Von Hoff looked into Abel’s eyes a little longer. Then he dropped his gaze and reached for the pistol. He carefully removed the firing cap and lowered the cocked hammer. Then he pushed the gun abruptly away. It skittered across the table, but did not fall off.

“I can’t,” he whispered. “I can’t visit a plague like Vallancourt on the men. I just can’t.” He looked back to Abel. “And you’re sure?”

“Almost certainly matters are going to align in such a way that he’ll get the command if you’re gone.”

The crooked smile slowly returned to the colonel’s face.
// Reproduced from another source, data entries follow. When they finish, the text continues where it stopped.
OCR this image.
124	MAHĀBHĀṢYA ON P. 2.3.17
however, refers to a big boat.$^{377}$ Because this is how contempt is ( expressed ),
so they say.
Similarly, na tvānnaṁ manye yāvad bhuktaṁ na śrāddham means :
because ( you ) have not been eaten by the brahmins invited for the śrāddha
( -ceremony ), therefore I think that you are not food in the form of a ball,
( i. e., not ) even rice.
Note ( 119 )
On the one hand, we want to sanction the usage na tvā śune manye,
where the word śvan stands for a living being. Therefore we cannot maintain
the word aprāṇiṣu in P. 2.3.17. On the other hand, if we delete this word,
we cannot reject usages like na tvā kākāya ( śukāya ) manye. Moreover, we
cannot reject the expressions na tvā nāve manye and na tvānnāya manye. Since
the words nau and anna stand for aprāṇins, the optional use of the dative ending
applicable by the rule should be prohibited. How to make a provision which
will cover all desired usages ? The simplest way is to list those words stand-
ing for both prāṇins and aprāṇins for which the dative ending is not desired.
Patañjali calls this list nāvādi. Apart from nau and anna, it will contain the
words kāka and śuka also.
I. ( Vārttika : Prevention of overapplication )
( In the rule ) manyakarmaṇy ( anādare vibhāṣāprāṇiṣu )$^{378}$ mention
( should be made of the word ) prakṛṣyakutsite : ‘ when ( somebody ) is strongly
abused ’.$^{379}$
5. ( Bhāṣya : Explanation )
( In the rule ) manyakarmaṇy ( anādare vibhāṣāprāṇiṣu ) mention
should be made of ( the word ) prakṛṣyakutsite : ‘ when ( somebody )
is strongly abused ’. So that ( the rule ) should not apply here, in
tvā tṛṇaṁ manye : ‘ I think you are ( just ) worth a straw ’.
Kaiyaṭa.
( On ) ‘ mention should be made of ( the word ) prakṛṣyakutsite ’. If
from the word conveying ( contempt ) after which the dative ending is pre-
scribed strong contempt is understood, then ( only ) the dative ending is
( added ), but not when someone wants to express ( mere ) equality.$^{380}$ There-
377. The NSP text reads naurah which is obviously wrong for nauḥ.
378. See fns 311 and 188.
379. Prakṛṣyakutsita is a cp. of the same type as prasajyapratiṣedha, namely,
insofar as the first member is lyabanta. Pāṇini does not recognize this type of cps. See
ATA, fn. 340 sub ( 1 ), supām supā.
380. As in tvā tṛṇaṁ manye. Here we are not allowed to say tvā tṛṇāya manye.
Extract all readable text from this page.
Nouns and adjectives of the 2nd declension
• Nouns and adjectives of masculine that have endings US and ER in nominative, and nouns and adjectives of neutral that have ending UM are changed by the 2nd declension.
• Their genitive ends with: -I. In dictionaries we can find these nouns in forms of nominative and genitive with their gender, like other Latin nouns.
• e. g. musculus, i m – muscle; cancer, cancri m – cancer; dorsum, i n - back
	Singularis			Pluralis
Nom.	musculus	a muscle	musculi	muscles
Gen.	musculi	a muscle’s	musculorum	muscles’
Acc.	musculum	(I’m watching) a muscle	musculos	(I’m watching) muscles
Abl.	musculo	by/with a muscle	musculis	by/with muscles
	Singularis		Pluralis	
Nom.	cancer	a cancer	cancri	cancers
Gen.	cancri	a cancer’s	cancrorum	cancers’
“Back when Vallancourt and I were both in the Academy, I looked at that First Family dolt and said to myself, ‘Someday, Zachary, your life is going to depend on him, on something he does or does not do. What will you do then? Will you accept that fate can be that cruel?’ I even thought about killing him at one point.”

“Is that true, sir?”

“I always figured he would be the death of me, through one or another of his incredible fuck-ups. It would be justified self-defense.”

Von Hoff took up the pistol, pushed back from the table, and slid the dragon back into his waistband.

“Damn Vallancourt to cold hell,” he said — but with resignation, not anger, and with the same crooked smile on his face. “Now he’s gone and saved my life.”